ALBA ADRIATICA – Anche ad Alba Adriatica l’alluvione, seppure in misura minore rispetto alla vicina Tortoreto, ha provocato numerosi danni e creato disagi tra i cittadini. A Villa Fiore, una delle zone maggiormente colpite, si cerca di tornare in questi giorni alla normalità. Diverse attività commerciali hanno riaperto i battenti, ma le polemiche sui ritardi degli interventi non si sono placate. Il Comitato Beppe Grillo, da poco costituitosi ad Alba, attraverso una nota ha espresso tutto il malcontento che serpeggia tra i residenti. «Vedere Alba e Tortoreto ridotte come un paesaggio lunare – dichiara la nota – ci fa veramente male. Questo evento apocalittico, ampiamente prevedibile, e annunciato, poteva essere quantomeno attutito negli effetti finali se ci fosse stata prevenzione e collaborazione da parte dei Comuni interessati dal fenomeno. Ci risulta che le cavate erano chiuse e sono state aperte solamente la domenica mattina verso le 11. Via Abruzzo e altre zone di Villa Fiore sono rimaste completamente allagate per più di una giornata senza che nessuno muovesse un dito. Dov’era il Commissario Prefettizio in una situazione di emergenza così grande?

Quanto poi successo il giorno dopo – continua la nota – è vergognoso.

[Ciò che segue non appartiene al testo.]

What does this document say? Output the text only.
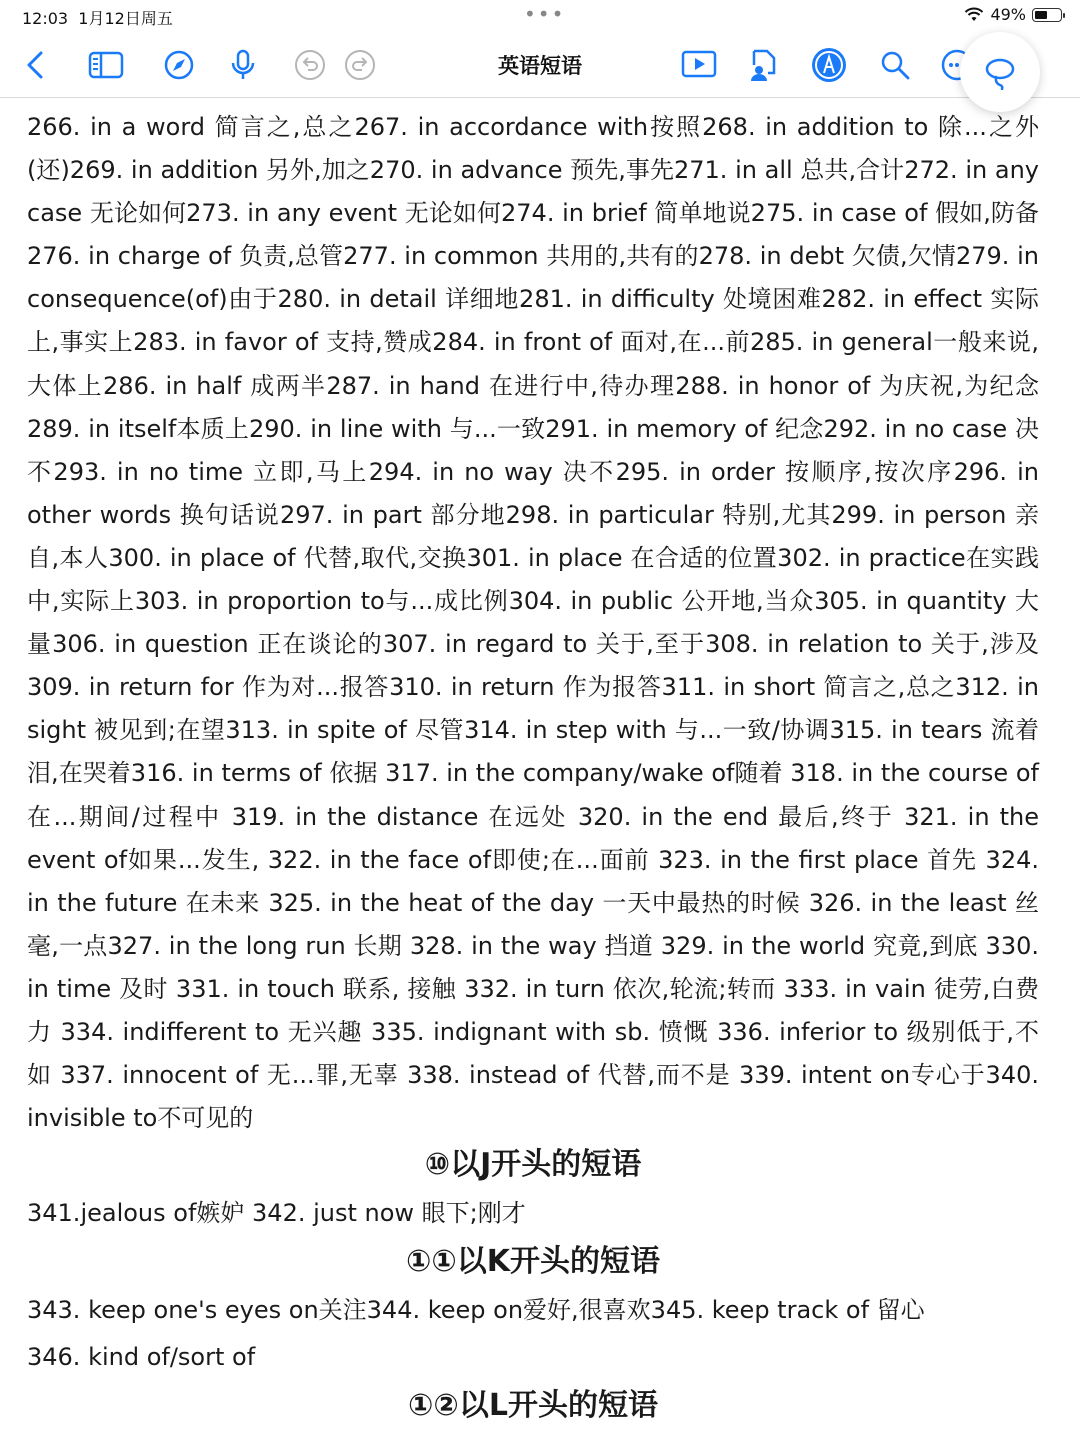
12:03 1月12日周五	•••	49%
英语短语

266. in a word 简言之,总之267. in accordance with按照268. in addition to 除...之外(还)269. in addition 另外,加之270. in advance 预先,事先271. in all 总共,合计272. in any case 无论如何273. in any event 无论如何274. in brief 简单地说275. in case of 假如,防备276. in charge of 负责,总管277. in common 共用的,共有的278. in debt 欠债,欠情279. in consequence(of)由于280. in detail 详细地281. in difficulty 处境困难282. in effect 实际上,事实上283. in favor of 支持,赞成284. in front of 面对,在...前285. in general一般来说,大体上286. in half 成两半287. in hand 在进行中,待办理288. in honor of 为庆祝,为纪念289. in itself本质上290. in line with 与...一致291. in memory of 纪念292. in no case 决不293. in no time 立即,马上294. in no way 决不295. in order 按顺序,按次序296. in other words 换句话说297. in part 部分地298. in particular 特别,尤其299. in person 亲自,本人300. in place of 代替,取代,交换301. in place 在合适的位置302. in practice在实践中,实际上303. in proportion to与...成比例304. in public 公开地,当众305. in quantity 大量306. in question 正在谈论的307. in regard to 关于,至于308. in relation to 关于,涉及309. in return for 作为对...报答310. in return 作为报答311. in short 简言之,总之312. in sight 被见到;在望313. in spite of 尽管314. in step with 与...一致/协调315. in tears 流着泪,在哭着316. in terms of 依据 317. in the company/wake of随着 318. in the course of在...期间/过程中 319. in the distance 在远处 320. in the end 最后,终于 321. in the event of如果...发生, 322. in the face of即使;在...面前 323. in the first place 首先 324. in the future 在未来 325. in the heat of the day 一天中最热的时候 326. in the least 丝毫,一点327. in the long run 长期 328. in the way 挡道 329. in the world 究竟,到底 330. in time 及时 331. in touch 联系, 接触 332. in turn 依次,轮流;转而 333. in vain 徒劳,白费力 334. indifferent to 无兴趣 335. indignant with sb. 愤慨 336. inferior to 级别低于,不如 337. innocent of 无...罪,无辜 338. instead of 代替,而不是 339. intent on专心于340. invisible to不可见的

⑩以J开头的短语

341.jealous of嫉妒 342. just now 眼下;刚才

①①以K开头的短语

343. keep one's eyes on关注344. keep on爱好,很喜欢345. keep track of 留心

346. kind of/sort of

①②以L开头的短语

Qualche politico locale si è pure permesso nonostante la catastrofe di accompagnare un leader del Pd a fare campagna elettorale per le vie del mercato».

Il riferimento è all’ex capogruppo dei Ds nel Consiglio di Alba, Gabriele Viviani, che ha acompagnato per Alba Luciano D’Alfonso in vista delle elezioni per il Partito Democratico di domenica prossima.

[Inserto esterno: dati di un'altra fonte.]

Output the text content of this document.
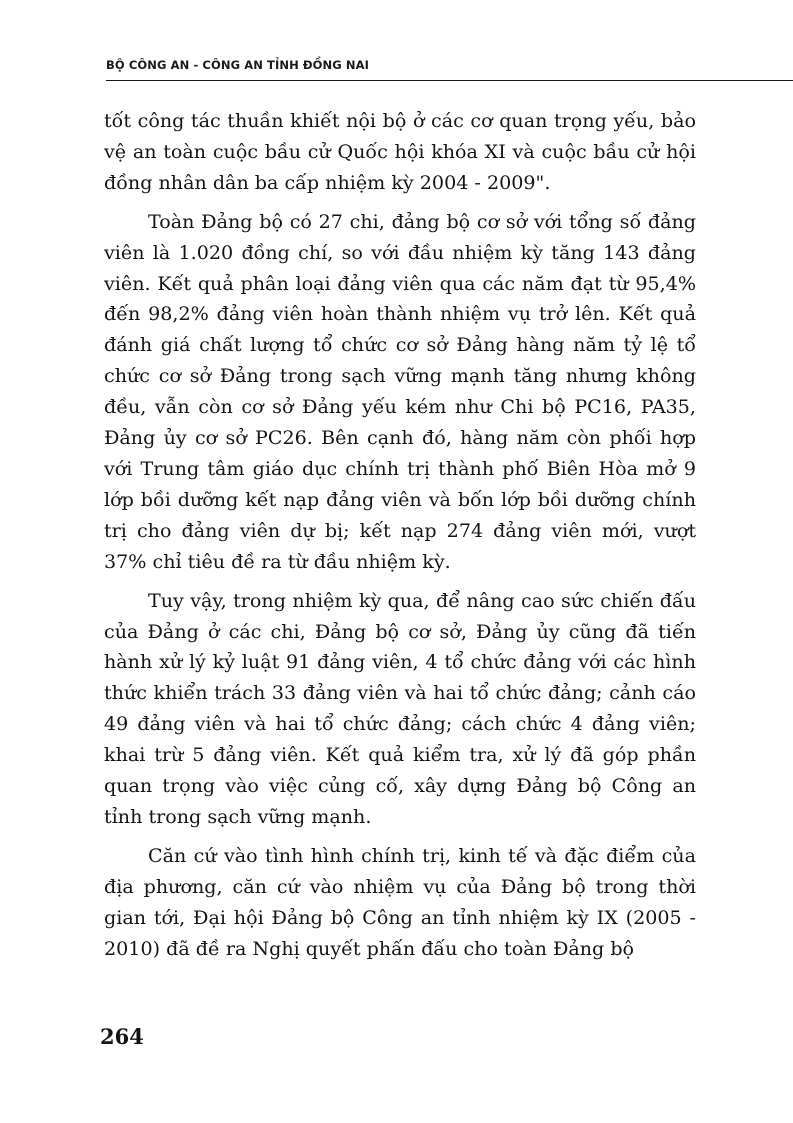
BỘ CÔNG AN - CÔNG AN TỈNH ĐỒNG NAI

tốt công tác thuần khiết nội bộ ở các cơ quan trọng yếu, bảo vệ an toàn cuộc bầu cử Quốc hội khóa XI và cuộc bầu cử hội đồng nhân dân ba cấp nhiệm kỳ 2004 - 2009".

Toàn Đảng bộ có 27 chi, đảng bộ cơ sở với tổng số đảng viên là 1.020 đồng chí, so với đầu nhiệm kỳ tăng 143 đảng viên. Kết quả phân loại đảng viên qua các năm đạt từ 95,4% đến 98,2% đảng viên hoàn thành nhiệm vụ trở lên. Kết quả đánh giá chất lượng tổ chức cơ sở Đảng hàng năm tỷ lệ tổ chức cơ sở Đảng trong sạch vững mạnh tăng nhưng không đều, vẫn còn cơ sở Đảng yếu kém như Chi bộ PC16, PA35, Đảng ủy cơ sở PC26. Bên cạnh đó, hàng năm còn phối hợp với Trung tâm giáo dục chính trị thành phố Biên Hòa mở 9 lớp bồi dưỡng kết nạp đảng viên và bốn lớp bồi dưỡng chính trị cho đảng viên dự bị; kết nạp 274 đảng viên mới, vượt 37% chỉ tiêu đề ra từ đầu nhiệm kỳ.

Tuy vậy, trong nhiệm kỳ qua, để nâng cao sức chiến đấu của Đảng ở các chi, Đảng bộ cơ sở, Đảng ủy cũng đã tiến hành xử lý kỷ luật 91 đảng viên, 4 tổ chức đảng với các hình thức khiển trách 33 đảng viên và hai tổ chức đảng; cảnh cáo 49 đảng viên và hai tổ chức đảng; cách chức 4 đảng viên; khai trừ 5 đảng viên. Kết quả kiểm tra, xử lý đã góp phần quan trọng vào việc củng cố, xây dựng Đảng bộ Công an tỉnh trong sạch vững mạnh.

Căn cứ vào tình hình chính trị, kinh tế và đặc điểm của địa phương, căn cứ vào nhiệm vụ của Đảng bộ trong thời gian tới, Đại hội Đảng bộ Công an tỉnh nhiệm kỳ IX (2005 - 2010) đã đề ra Nghị quyết phấn đấu cho toàn Đảng bộ

264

«Molti cittadini, inoltre, – conclude la nota – il lunedi mattina si sono sentiti indignati e offesi per il regolare svolgimento del mercato, che sarebbe dovuto essere vietato dal commissario prefettizio Salvatore Marino, in vista della gravità dell’evento verificatosi. In via Trieste, infatti, a non più di 500 metri di distanza dalle bancarelle, c’erano circa dieci famiglie sfollate».

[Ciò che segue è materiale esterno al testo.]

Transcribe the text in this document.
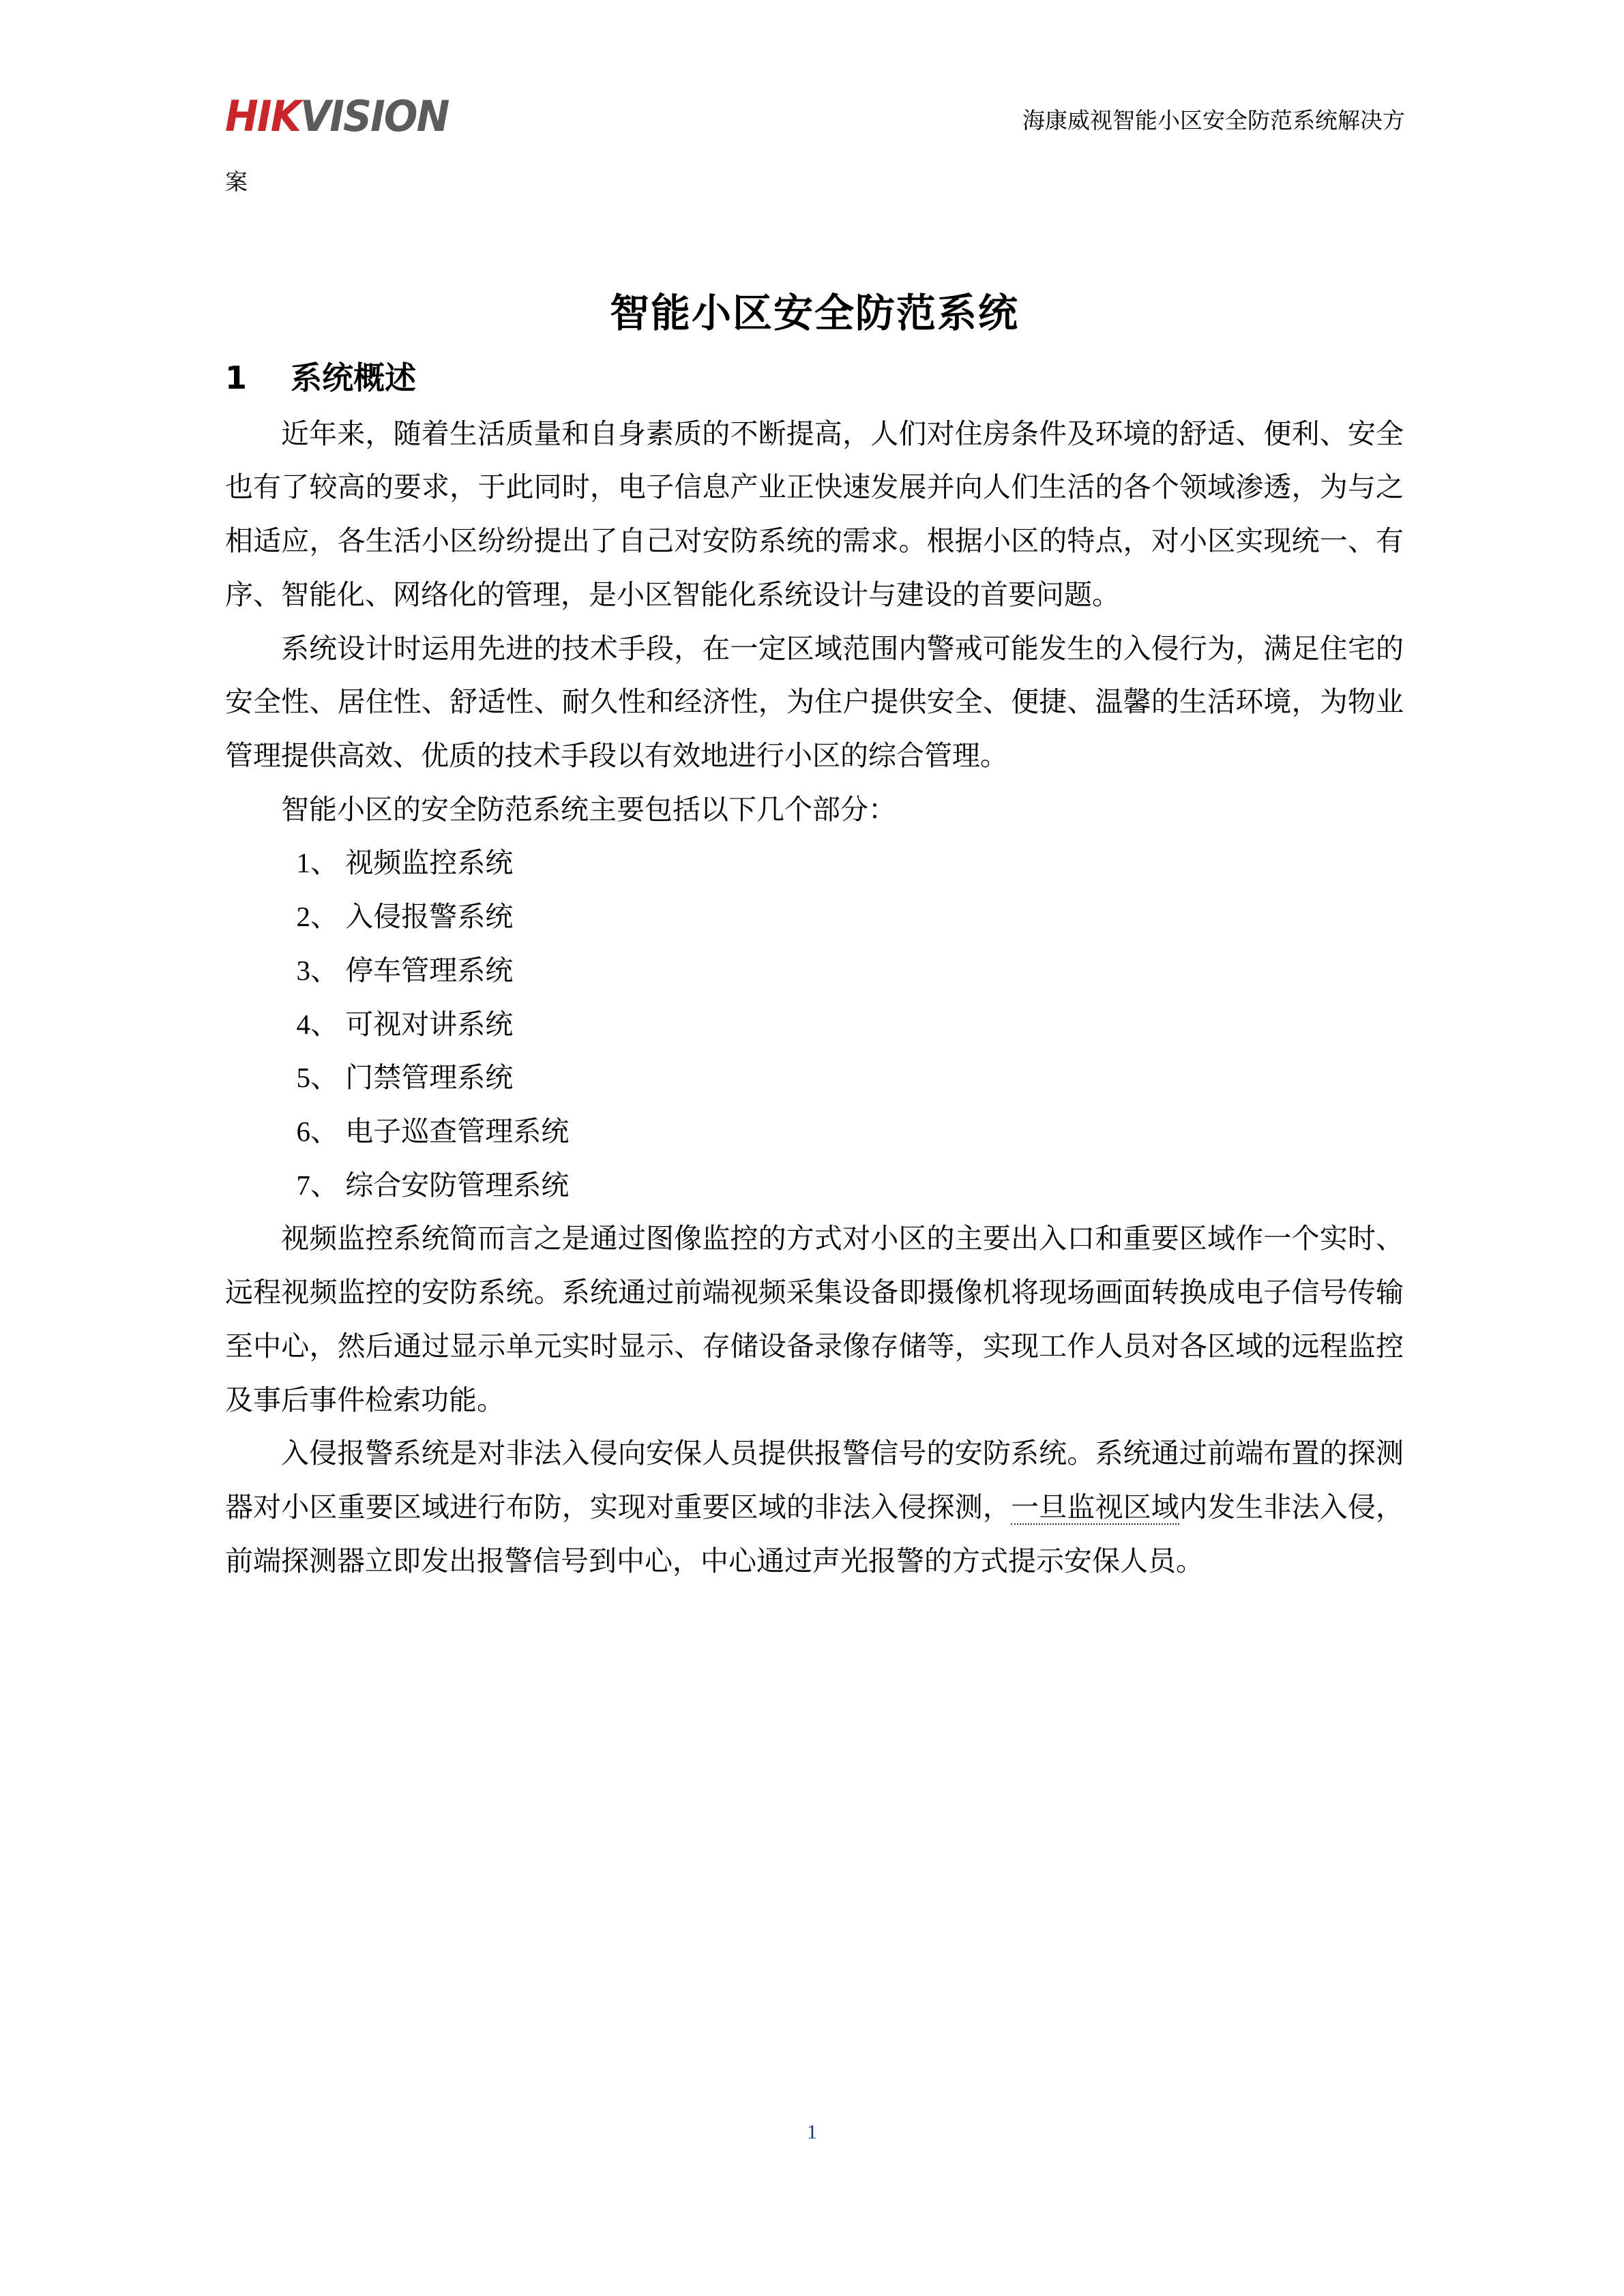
HIKVISION	海康威视智能小区安全防范系统解决方
案
智能小区安全防范系统
1    系统概述

近年来，随着生活质量和自身素质的不断提高，人们对住房条件及环境的舒适、便利、安全也有了较高的要求，于此同时，电子信息产业正快速发展并向人们生活的各个领域渗透，为与之相适应，各生活小区纷纷提出了自己对安防系统的需求。根据小区的特点，对小区实现统一、有序、智能化、网络化的管理，是小区智能化系统设计与建设的首要问题。

系统设计时运用先进的技术手段，在一定区域范围内警戒可能发生的入侵行为，满足住宅的安全性、居住性、舒适性、耐久性和经济性，为住户提供安全、便捷、温馨的生活环境，为物业管理提供高效、优质的技术手段以有效地进行小区的综合管理。

智能小区的安全防范系统主要包括以下几个部分：

1、 视频监控系统
2、 入侵报警系统
3、 停车管理系统
4、 可视对讲系统
5、 门禁管理系统
6、 电子巡查管理系统
7、 综合安防管理系统

视频监控系统简而言之是通过图像监控的方式对小区的主要出入口和重要区域作一个实时、远程视频监控的安防系统。系统通过前端视频采集设备即摄像机将现场画面转换成电子信号传输至中心，然后通过显示单元实时显示、存储设备录像存储等，实现工作人员对各区域的远程监控及事后事件检索功能。

入侵报警系统是对非法入侵向安保人员提供报警信号的安防系统。系统通过前端布置的探测器对小区重要区域进行布防，实现对重要区域的非法入侵探测，一旦监视区域内发生非法入侵，前端探测器立即发出报警信号到中心，中心通过声光报警的方式提示安保人员。

1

La risposta di Viviani in merito non si è fatta attendere: «E’ vero – ha risposto l’interessato – mi dichiaro “colpevole” di essermi confrontato insieme a D’Alfonso con i cittadini anche su alcune tematiche riguardanti la nascita del Pd ad Alba Adriatica e in Abruzzo. D’Alfonso è venuto per rendersi conto della situazione di emergenza e di questo lo ringraziamo. Per quanto riguarda l’accusa di insensibilità rivoltami da un “fantomatico” comitato Grillo, faccio notare che nonostante abbia subito danni dovuti alla calamità naturale, non solo mi sono adoperato per mitigare i disagi dei cittadini colpiti dall’alluvione, ma ho anche messo a disposizione i mezzi della mia impresa (bobcat, camion, idropulitrice, ecc) per togliere il fango e garantire l’immediatezza dei soccorsi. Chiedo invece qual è stato l’apporto del comitato per Grillo per aiutare le famiglie alluvionate».